For many couples with non-taxable estates, particularly those with children all from the same marriage, the potential problems with a Family Trust may outweigh the benefits. Therefore, they will prefer to simply leave their estate to the surviving spouse. But, if portability is repealed, or if their estate values were to increase, or if the estate tax exemption is reduced by future legislation, they could still want the ability to use both spouses estate tax exemptions. It is possible to accomplish both objectives with a Disclaimer Trust.
Optional Family Trusts Disclaimer Trusts:
The solution to the problems with portability and Family Trusts may be a Disclaimer Trust. A Disclaimer Trust allows the surviving spouse to choose (at the first spouses death) whether or not (and to what extent) the surviving spouse wants to use a Family Trust. The Family Trust is already written into the couples Living Trusts but only becomes activated if the surviving spouse chooses to do so at the first spouses death. The Living Trusts state that the surviving spouse is to inherit all assets - unless the surviving spouse disclaims (refuses) all or part of the inheritance.
The disclaimed assets are then re-directed into the Family Trust (where they are shielded from the estate tax at the surviving spouses death). Even though the couple does not mandate a Family Trust ahead of time, for up to 9 months after the first spouses death it basically leaves the surviving spouse the option to create a Family Trust. In making an informed decision to disclaim and how much to disclaim, the surviving spouse (and his/her advisors) must examine the size of the combined estate, the surviving spouses age and health, whether minor children will be beneficiaries of the Trust, the potential appreciation of the assets not disclaimed, and the status of the estate tax exemption. Essentially, the Disclaimer Trust is an Optional Family Trust with a 9-month option (in favor of the surviving spouse) to variably fund the Family Trust to whatever level makes sense.

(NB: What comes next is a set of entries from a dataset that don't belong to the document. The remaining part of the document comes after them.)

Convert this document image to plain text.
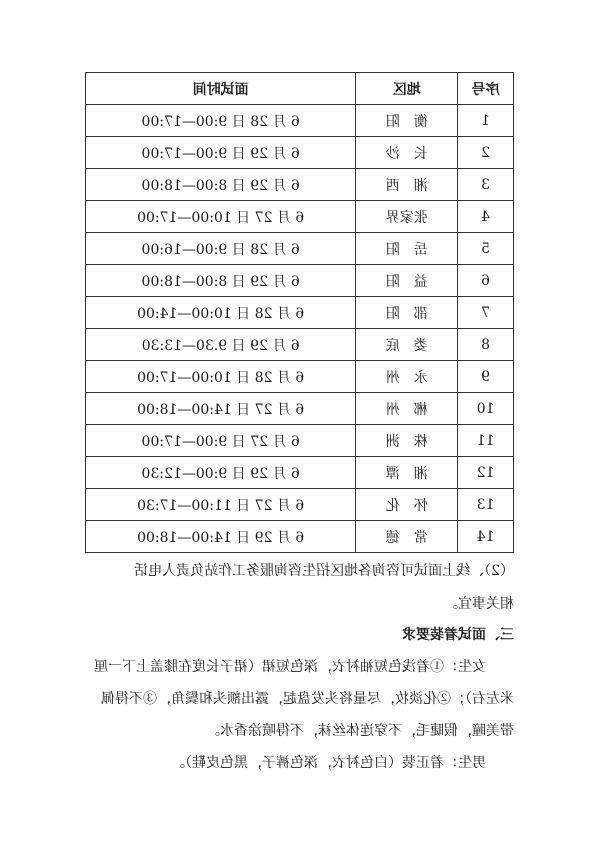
序号	地区	面试时间
1	衡　阳	6 月 28 日 9:00—17:00
2	长　沙	6 月 29 日 9:00—17:00
3	湘　西	6 月 29 日 8:00—18:00
4	张家界	6 月 27 日 10:00—17:00
5	岳　阳	6 月 28 日 9:00—16:00
6	益　阳	6 月 29 日 8:00—18:00
7	邵　阳	6 月 28 日 10:00—14:00
8	娄　底	6 月 29 日 9.30—13:30
9	永　州	6 月 28 日 10:00—17:00
10	郴　州	6 月 27 日 14:00—18:00
11	株　洲	6 月 27 日 9:00—17:00
12	湘　潭	6 月 29 日 9:00—12:30
13	怀　化	6 月 27 日 11:00—17:30
14	常　德	6 月 29 日 14:00—18:00

（2）、线上面试可咨询各地区招生咨询服务工作站负责人电话

相关事宜。

三、面试着装要求

女生：①着浅色短袖衬衣，深色短裙（裙子长度在膝盖上下一厘

米左右）；②化淡妆，尽量将头发盘起，露出额头和鬓角，③不得佩

带美瞳，假睫毛，不穿连体丝袜，不得喷涂香水。

男生：着正装（白色衬衣，深色裤子，黑色皮鞋）。
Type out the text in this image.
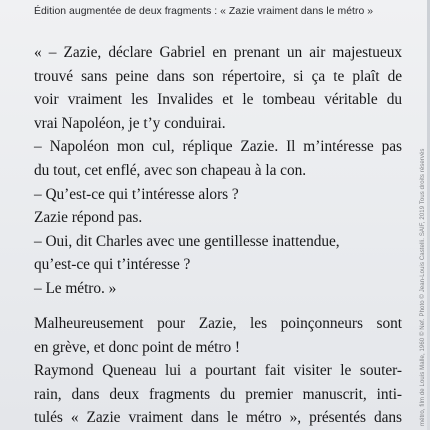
Édition augmentée de deux fragments : « Zazie vraiment dans le métro »
« – Zazie, déclare Gabriel en prenant un air majestueux
trouvé sans peine dans son répertoire, si ça te plaît de
voir vraiment les Invalides et le tombeau véritable du
vrai Napoléon, je t’y conduirai.
– Napoléon mon cul, réplique Zazie. Il m’intéresse pas
du tout, cet enflé, avec son chapeau à la con.
– Qu’est-ce qui t’intéresse alors ?
Zazie répond pas.
– Oui, dit Charles avec une gentillesse inattendue,
qu’est-ce qui t’intéresse ?
– Le métro. »
Malheureusement pour Zazie, les poinçonneurs sont
en grève, et donc point de métro !
Raymond Queneau lui a pourtant fait visiter le souter-
rain, dans deux fragments du premier manuscrit, inti-
tulés « Zazie vraiment dans le métro », présentés dans	métro, film de Louis Malle, 1960 © Nef. Photo © Jean-Louis Castelli. SAIF, 2019 Tous droits réservés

For couples whose estates are below the estate tax exemption, a disclaimer trust still makes sense. Its possible the estate could grow through appreciation, inheritances, and/or by acquiring life insurance on one or both spouses lives. Its also possible the estate tax exemption will be reduced by Congress in the future. The disclaimer trust avoids saddling the surviving spouse with the time and expense of administering a Family Trust, unless funding a Family Trust would result in an estate tax savings.
Qualified Disclaimer:
In order to be a qualified disclaimer for estate tax purposes, the disclaimer must meet the following five tax law requirements:
It must be an irrevocable and unqualified refusal to accept an interest in property;
It must be in writing, signed by the spouse;
It must be received by the trustee within nine (9) months of the deceased spouses death;
The surviving spouse must not have accepted the disclaimed property or any of its benefits; and
As a result of the disclaimer, the trust property must pass without any direction from the disclaiming spouse. Thus, the surviving spouse cannot possess a limited power of appointment over the Family Trust.
There are also state law requirements for making a disclaimer. Failure by the surviving spouse to satisfy all of the federal requirements set forth above will result in the disclaimer being treated as a taxable gift from the spouse to the remainder beneficiaries of the Family Trust (i.e., the children and grandchildren).
THIS ARTICLE MAY NOT BE USED FOR PENALTY PROTECTION.